Two-stage alert logic

A chronic-threshold trigger is designed to begin biofilm pre-conditioning for Layer 4 between 30 and 60 days before forecast bleaching risk, so the biological polish is alive and active when needed. An acute-threshold trigger then deploys the array.

End-of-life

Every spent filter component is designed to either biodegrade into reef-native compounds or return to a biorefinery stage as feedstock. No synthetic material is introduced to the reef at end of service.

Cesspool Prioritization

Where does the next dollar of nitrogen reduction go furthest?

Hawaiʻi has roughly 88,000 active cesspools statewide. Replacing all of them is technically feasible and politically committed, but the work happens over decades and budgets. The order in which the retrofits occur has a large effect on how quickly downstream reefs recover.

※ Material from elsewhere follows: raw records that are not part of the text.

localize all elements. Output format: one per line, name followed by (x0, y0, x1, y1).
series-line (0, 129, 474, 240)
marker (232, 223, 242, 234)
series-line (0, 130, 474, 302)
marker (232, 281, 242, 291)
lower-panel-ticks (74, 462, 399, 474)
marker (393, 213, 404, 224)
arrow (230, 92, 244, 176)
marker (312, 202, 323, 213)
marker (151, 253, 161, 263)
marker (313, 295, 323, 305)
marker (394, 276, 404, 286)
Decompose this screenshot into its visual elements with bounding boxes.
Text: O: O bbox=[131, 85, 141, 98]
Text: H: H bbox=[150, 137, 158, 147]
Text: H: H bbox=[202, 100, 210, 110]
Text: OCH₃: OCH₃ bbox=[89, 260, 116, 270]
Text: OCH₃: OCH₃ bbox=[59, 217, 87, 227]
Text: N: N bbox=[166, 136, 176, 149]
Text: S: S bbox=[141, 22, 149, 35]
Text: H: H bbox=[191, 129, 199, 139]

The Project EPOCH prioritization model is designed to rank each cesspool by its nitrogen contribution to a downstream reef multiplied by that reef's ecological sensitivity, then divide by retrofit cost. The output is a queue, ordered by dollars per kilogram of nitrogen reduced, that government partners can execute against.

Inputs

Hawaiʻi Department of Health cesspool database. Submarine groundwater discharge transport model from Pillar 01. GIS ecological value index from Pillar 02.

Output

A ranked queue of cesspool retrofits, ordered by reef-impact gain per dollar of construction cost.

Role

The program contributes the prioritization. Replacement and retrofit construction is the work of government partners and licensed contractors.